I'm back in Prague now, taking a day off and stocking up on supplies. We've outfitted the Sarka with 8 barrels of pork, 200 gallons of water, 4 bags of gunpowder, two tortoises (to be later eaten), and 50 gallons of rum (the crew will have to be rationed to a cup a day). Our next safe port is in Karlovy Vary, a two week sail away. It is a spa town; i think I'll need it by then.
To get there I'll have to paddle UP the Ohre river - in total 240km to get to the German border. I think I'll be okay for the first third, but after that it heads up into the hills, and there's whitewater. i checked a website that tells you information about all the rivers in the Czech Republic, and it said that the average speed of the current was 5-7km/h. my top speed paddling solo is probably about 5km/h.
I am so fucked.
If i get stuck the back-up plan is to find some source of transportation for the Sarka, to get it up to a point in the river where i can handle the current. It's either that or wait for reinforcements to arrive. With three paddlers, we should be able to paddle right up the rapids!

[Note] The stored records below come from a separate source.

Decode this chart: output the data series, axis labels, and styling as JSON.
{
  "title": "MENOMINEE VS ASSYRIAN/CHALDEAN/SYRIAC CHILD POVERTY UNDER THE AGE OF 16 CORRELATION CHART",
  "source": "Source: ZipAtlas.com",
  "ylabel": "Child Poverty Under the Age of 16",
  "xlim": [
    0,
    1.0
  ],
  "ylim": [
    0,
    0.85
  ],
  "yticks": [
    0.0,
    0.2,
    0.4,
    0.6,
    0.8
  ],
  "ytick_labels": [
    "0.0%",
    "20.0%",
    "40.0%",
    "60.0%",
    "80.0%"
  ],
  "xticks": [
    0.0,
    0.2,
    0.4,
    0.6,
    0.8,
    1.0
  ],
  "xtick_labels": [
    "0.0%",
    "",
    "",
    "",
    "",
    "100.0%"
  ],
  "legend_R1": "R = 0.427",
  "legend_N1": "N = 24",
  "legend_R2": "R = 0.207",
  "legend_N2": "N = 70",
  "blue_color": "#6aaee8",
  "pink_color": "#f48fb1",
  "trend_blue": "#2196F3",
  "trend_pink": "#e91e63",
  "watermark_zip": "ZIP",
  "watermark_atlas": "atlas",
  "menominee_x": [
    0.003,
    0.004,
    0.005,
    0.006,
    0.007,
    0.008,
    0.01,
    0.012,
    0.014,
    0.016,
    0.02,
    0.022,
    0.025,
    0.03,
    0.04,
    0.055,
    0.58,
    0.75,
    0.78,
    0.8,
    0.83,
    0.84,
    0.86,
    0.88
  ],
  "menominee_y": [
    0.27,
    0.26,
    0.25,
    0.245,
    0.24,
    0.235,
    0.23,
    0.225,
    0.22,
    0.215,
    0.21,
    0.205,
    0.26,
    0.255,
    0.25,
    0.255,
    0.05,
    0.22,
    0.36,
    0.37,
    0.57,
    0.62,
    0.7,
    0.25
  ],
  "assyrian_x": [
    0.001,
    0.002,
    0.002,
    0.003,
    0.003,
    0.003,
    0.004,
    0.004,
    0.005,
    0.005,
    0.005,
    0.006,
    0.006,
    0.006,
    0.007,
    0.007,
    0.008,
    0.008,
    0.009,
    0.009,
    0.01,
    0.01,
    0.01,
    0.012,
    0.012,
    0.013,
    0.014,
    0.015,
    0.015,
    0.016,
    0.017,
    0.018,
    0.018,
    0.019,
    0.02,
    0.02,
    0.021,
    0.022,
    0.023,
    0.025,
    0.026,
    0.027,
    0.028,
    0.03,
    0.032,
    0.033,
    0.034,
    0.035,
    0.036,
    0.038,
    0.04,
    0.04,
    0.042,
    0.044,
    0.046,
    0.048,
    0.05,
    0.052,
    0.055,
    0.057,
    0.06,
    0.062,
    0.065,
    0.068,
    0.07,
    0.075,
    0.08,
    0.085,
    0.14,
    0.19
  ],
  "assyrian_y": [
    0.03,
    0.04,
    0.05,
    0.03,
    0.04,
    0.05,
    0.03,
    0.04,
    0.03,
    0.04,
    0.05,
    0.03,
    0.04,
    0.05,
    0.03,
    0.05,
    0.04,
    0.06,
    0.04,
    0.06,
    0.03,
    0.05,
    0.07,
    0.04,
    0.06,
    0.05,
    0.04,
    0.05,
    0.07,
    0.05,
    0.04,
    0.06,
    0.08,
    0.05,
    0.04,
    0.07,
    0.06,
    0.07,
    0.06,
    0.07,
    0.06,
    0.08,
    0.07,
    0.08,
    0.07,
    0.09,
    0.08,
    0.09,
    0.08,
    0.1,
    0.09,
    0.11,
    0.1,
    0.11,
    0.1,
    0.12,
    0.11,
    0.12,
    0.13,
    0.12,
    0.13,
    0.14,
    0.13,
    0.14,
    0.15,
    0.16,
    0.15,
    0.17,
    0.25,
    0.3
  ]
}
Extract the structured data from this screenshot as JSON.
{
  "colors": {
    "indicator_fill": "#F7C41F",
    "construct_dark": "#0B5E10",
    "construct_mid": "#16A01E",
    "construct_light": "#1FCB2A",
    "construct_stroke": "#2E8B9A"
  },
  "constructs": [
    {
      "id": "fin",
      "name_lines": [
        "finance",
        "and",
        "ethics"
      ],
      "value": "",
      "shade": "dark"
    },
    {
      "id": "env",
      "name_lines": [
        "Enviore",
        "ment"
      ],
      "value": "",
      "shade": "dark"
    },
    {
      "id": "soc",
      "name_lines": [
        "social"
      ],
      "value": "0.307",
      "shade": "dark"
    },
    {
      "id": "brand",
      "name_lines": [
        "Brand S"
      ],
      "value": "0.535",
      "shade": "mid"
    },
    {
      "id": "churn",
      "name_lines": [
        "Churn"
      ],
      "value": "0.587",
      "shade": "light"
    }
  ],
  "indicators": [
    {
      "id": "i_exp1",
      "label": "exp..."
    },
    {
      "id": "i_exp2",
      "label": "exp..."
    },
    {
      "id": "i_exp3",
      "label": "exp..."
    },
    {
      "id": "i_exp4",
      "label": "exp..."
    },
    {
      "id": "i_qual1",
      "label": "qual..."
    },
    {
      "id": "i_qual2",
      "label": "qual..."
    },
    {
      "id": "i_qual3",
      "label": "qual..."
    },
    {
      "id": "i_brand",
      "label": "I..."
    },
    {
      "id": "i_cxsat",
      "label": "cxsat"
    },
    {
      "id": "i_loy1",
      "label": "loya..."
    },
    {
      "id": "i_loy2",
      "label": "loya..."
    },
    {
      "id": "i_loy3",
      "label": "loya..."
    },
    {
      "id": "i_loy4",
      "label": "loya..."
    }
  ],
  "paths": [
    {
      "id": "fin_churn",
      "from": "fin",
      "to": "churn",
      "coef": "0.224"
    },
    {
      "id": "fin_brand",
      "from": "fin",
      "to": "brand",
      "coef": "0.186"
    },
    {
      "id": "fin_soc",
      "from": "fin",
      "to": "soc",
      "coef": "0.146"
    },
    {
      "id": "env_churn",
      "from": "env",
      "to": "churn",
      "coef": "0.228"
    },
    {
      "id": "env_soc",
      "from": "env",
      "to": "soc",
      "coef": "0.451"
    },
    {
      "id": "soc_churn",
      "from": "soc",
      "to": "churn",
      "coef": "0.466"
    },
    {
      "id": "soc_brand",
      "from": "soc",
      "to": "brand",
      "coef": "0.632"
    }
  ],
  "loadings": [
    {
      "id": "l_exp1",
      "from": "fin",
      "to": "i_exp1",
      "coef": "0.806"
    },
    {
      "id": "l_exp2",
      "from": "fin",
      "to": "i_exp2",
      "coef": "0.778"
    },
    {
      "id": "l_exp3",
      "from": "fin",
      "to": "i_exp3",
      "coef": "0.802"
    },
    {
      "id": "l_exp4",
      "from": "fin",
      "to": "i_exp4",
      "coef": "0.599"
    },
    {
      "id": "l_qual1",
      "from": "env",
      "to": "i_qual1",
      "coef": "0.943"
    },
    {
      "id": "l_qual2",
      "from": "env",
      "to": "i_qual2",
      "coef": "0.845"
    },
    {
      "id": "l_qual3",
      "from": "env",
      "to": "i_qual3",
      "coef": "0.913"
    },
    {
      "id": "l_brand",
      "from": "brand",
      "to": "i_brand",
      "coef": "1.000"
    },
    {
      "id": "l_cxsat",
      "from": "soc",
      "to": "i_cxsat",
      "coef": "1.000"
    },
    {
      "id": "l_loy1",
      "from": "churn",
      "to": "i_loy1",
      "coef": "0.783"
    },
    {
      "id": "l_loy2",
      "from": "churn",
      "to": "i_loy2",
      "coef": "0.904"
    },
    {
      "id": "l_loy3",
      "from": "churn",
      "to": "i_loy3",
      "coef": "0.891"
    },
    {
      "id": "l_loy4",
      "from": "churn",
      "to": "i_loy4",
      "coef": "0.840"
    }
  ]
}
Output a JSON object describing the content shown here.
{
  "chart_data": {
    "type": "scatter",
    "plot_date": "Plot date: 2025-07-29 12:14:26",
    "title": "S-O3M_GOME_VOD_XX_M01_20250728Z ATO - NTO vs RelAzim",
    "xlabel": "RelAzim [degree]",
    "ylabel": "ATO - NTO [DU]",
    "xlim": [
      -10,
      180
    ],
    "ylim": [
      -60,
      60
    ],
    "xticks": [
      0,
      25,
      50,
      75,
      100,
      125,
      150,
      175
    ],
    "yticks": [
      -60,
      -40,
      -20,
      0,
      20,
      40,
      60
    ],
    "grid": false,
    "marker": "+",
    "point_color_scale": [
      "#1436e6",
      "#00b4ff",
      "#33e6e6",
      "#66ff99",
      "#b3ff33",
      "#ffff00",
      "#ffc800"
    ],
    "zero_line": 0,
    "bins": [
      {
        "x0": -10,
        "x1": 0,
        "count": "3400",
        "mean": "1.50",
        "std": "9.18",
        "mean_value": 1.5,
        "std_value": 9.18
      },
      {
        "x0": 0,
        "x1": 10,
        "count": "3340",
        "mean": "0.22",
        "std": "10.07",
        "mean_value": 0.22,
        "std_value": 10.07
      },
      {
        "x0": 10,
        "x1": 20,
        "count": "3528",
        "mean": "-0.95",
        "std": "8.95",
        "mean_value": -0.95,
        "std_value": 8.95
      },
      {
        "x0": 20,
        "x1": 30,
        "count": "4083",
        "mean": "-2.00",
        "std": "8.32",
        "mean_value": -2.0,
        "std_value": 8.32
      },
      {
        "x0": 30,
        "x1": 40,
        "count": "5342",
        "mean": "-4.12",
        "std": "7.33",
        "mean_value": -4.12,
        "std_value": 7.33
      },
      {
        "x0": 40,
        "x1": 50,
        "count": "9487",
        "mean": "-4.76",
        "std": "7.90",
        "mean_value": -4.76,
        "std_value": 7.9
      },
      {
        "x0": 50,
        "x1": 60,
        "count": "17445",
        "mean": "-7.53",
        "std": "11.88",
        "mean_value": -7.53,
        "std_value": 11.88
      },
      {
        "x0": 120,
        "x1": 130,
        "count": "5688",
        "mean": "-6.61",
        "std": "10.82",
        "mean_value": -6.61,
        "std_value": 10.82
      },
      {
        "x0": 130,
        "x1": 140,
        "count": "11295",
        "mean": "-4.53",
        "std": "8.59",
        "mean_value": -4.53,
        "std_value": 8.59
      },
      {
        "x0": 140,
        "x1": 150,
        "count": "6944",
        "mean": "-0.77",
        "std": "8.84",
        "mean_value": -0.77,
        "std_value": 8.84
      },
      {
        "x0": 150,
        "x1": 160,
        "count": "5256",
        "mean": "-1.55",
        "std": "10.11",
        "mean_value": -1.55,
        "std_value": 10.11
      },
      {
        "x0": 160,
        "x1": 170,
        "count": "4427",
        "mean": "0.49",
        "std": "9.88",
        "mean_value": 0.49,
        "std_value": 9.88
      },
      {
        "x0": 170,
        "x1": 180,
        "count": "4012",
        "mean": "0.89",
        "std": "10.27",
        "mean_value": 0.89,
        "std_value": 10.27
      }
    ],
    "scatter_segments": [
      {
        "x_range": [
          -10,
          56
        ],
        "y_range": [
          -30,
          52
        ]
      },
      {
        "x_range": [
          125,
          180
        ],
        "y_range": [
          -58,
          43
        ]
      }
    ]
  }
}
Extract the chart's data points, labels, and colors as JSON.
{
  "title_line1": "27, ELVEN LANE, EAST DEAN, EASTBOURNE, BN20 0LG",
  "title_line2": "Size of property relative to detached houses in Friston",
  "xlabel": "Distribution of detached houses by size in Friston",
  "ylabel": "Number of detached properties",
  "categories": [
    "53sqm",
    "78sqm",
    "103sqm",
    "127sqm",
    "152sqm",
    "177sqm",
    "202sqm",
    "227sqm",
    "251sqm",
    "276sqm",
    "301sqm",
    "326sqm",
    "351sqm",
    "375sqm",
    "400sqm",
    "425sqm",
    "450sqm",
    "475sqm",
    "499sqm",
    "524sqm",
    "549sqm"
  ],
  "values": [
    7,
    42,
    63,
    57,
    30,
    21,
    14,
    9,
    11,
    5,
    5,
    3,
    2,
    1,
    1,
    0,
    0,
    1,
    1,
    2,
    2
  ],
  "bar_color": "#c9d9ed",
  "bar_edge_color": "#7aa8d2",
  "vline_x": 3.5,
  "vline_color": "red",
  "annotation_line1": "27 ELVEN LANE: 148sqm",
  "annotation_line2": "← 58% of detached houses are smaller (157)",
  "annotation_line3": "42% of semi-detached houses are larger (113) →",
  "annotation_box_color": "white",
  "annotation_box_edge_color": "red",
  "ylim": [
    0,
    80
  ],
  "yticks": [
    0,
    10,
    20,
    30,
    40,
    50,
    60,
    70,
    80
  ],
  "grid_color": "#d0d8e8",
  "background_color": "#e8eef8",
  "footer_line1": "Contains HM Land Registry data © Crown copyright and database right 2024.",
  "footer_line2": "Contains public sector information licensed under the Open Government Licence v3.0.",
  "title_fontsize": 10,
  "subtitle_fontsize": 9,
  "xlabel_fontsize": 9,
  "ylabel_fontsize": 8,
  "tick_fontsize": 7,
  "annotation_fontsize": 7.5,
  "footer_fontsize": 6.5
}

I love my canoe wheels! at first i would take all my gear out and awkwardly lift the canoe and try to set it down on top of the wheels, and the supports would never be facing up. anyone watching this exercise would quickly jump to my aid. but now i've worked out a system that is so easy it should be illegal. i don't even have to take my gear out. i just put the wheels on the ground, supports facing up (i figured out that they will stay like that if you're careful) and wheels stopped from rolling with a paddle on the ground. then i lift one end of the canoe out of the water, leaving the other floating, and simply place the middle of the canoe on the wheels. strap it on with a couple of bungees, wheel it across, and repeat process in reverse on the other side. absurdly easy! i haven't even used my hard won yoke once yet - and if i never do i won't be sorry!
i've heard cuckoos for the first time - they sound just like the clocks. i get the feeling they're commenting on me.